Here is a bit from Gerd Gigerenzer:
The science fiction writer H G Wells predicted that in modern technological societies statistical thinking will one day be as necessary for efficient citizenship as the ability to read and write. How far have we got, a hundred or so years later? A glance at the literature shows a shocking lack of statistical understanding of the outcomes of modern technologies, from standard screening tests for HIV infection to DNA evidence. For instance, doctors with an average of 14 years of professional experience were asked to imagine using the Haemoccult test to screen for colorectal cancer. The prevalence of cancer was 0.3%, the sensitivity of the test was 50%, and the false positive rate was 3%. The doctors were asked: what is the probability that someone who tests positive actually has colorectal cancer? The correct answer is about 5%. However, the doctors’ answers ranged from 1% to 99%, with about half of them estimating the probability as 50% (the sensitivity) or 47% (sensitivity minus false positive rate). If patients knew about this degree of variability and statistical innumeracy they would be justly alarmed.

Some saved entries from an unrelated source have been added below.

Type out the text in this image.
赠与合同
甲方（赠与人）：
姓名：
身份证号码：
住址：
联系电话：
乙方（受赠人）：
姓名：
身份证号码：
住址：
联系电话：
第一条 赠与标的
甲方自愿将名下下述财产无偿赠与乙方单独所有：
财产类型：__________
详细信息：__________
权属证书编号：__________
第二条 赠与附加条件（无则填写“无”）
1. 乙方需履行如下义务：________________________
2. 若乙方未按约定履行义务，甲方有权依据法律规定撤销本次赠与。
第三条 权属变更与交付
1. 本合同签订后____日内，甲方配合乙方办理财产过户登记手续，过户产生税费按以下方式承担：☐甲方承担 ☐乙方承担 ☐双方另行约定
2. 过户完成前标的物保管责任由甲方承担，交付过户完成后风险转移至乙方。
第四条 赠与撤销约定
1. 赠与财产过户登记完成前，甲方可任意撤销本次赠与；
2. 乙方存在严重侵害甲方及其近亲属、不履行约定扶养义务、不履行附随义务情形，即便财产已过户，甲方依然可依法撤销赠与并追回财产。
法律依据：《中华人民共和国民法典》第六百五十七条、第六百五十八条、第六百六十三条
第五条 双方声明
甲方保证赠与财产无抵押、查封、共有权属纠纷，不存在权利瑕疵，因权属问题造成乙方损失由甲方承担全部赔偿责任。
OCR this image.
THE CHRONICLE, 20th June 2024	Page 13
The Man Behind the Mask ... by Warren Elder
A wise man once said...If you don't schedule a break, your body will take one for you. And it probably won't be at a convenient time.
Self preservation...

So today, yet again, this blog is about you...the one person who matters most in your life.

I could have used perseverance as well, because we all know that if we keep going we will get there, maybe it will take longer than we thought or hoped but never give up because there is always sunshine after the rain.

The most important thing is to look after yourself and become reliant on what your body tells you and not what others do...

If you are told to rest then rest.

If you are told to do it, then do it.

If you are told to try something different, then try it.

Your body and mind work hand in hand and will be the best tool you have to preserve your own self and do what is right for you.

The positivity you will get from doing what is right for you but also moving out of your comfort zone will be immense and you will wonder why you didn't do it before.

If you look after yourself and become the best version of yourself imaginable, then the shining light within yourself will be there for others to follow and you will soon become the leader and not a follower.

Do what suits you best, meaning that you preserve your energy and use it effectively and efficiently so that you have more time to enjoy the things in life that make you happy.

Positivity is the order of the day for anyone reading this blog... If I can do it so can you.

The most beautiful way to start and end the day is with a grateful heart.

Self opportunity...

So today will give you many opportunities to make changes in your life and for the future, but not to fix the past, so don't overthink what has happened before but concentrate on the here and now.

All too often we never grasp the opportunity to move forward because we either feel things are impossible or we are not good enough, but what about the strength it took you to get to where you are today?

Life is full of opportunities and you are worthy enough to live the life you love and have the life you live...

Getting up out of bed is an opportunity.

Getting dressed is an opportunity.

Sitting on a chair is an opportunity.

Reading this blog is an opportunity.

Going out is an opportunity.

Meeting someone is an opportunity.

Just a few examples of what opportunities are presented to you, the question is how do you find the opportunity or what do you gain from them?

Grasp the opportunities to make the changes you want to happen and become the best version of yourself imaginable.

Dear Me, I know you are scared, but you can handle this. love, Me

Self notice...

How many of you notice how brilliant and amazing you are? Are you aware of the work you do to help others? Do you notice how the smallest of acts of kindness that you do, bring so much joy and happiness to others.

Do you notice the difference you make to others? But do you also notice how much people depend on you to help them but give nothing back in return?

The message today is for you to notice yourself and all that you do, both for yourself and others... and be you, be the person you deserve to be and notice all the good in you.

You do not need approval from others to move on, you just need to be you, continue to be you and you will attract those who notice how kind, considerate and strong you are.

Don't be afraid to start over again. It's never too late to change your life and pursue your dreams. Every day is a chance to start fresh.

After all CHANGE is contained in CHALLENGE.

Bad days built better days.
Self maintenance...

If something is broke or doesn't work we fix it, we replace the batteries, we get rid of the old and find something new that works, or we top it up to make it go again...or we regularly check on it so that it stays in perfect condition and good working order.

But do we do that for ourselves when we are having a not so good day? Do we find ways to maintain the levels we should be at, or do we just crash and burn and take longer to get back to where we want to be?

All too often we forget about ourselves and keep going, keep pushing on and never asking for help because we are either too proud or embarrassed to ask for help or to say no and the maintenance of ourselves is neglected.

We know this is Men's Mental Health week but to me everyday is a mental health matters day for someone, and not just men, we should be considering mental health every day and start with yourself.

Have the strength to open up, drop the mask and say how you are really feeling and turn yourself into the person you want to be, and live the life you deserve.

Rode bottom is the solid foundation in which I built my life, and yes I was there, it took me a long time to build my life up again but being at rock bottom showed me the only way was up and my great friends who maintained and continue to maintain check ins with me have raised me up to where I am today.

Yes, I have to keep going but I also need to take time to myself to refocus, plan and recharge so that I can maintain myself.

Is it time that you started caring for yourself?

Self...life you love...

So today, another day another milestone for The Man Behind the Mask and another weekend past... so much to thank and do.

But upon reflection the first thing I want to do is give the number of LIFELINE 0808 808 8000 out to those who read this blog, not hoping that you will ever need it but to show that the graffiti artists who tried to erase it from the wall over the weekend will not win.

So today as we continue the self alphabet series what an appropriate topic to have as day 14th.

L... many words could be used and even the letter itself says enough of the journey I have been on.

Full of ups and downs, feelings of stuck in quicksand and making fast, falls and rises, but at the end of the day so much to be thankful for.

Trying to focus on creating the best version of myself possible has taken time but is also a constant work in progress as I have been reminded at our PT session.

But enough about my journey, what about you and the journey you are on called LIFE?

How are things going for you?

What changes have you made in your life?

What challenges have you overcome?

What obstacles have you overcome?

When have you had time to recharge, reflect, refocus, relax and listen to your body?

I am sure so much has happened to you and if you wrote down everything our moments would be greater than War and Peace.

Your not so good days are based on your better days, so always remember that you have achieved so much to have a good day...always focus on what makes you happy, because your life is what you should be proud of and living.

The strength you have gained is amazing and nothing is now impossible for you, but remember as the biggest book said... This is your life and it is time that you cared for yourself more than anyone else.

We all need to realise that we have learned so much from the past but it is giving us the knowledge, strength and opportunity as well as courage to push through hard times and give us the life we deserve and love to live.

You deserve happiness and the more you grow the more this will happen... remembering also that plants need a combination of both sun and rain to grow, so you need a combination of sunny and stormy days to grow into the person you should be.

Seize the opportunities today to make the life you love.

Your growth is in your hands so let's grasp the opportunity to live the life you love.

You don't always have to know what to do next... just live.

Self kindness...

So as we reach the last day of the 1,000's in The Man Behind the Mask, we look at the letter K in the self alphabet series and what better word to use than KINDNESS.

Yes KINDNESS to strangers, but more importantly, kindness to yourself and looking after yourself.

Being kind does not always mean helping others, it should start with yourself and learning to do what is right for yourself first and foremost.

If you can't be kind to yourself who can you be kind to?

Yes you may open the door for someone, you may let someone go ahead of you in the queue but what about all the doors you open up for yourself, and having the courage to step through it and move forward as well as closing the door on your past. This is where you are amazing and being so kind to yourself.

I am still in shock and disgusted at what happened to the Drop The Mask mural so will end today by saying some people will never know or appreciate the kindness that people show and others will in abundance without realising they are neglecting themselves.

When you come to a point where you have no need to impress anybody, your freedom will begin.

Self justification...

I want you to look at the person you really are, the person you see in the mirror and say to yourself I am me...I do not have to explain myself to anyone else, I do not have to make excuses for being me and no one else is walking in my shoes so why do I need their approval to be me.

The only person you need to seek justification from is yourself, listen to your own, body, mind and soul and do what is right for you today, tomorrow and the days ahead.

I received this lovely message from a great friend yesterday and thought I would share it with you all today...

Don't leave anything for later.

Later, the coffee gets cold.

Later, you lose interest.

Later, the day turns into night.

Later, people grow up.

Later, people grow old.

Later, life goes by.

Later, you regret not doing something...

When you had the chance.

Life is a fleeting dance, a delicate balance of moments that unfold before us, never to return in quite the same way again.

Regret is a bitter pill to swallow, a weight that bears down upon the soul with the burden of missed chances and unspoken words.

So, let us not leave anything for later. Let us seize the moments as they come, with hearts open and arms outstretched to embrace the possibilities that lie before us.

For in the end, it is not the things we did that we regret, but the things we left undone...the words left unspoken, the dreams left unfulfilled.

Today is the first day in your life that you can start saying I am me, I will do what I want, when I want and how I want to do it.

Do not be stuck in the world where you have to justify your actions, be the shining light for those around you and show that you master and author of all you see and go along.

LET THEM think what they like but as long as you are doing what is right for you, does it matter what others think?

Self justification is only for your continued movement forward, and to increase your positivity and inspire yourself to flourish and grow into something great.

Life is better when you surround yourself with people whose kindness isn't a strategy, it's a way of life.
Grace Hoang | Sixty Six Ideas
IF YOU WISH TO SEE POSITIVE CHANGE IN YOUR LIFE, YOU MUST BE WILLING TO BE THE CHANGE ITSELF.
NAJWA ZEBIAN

Scientist Tom Johnson says that humans someday might live to 350 years old. Aubrey De Grey argues that as our lifespans become longer, we might stop taking high-speed automobile trips. Why risk losing so much, and after all, what would the hurry be?
FuturePundit suggests that perhaps our level of risk-taking behavior is regulated by our biology and hormonal systems. So if driving a car doesn’t “feel too risky” now, living to 350 won’t change this, perhaps we were never making an intertemporal calculation in the first place. Furthermore, it is young males who take the most risks, and they have large numbers of years left to lose. So giving us more years might not change our behavior that much. FuturePundit then wonders how drugs and neuroscience engineering might change this conclusion. What if you could take drugs that would make you more averse to risky behavior? Might you then, sitting alone in your room, ponder your remaining 320 years and decide to clutch on to them?
When goods are prohibited, quality tends to fall because of lack of competition and legal recourse. Quality in illegal markets, however, may still beat that available from government production. Health Canada spends millions of dollars growing marijuana for distribution to patients with medical need. The government grown pot is so awful, however, that patients are returning their 30 gram bags and asking for refunds! The government certifies and advertises that their product contains 10.2% THC but independent labs report only 3% THC. Furthermore, the government pot is contaminated with lead and arsenic. “This particular product wouldn’t hold a candle to street-level cannabis,” said Philippe Lucas of Canadians for Safe Access, the group that sponsored the tests. Thanks to Eric Crampton for alerting us to this story.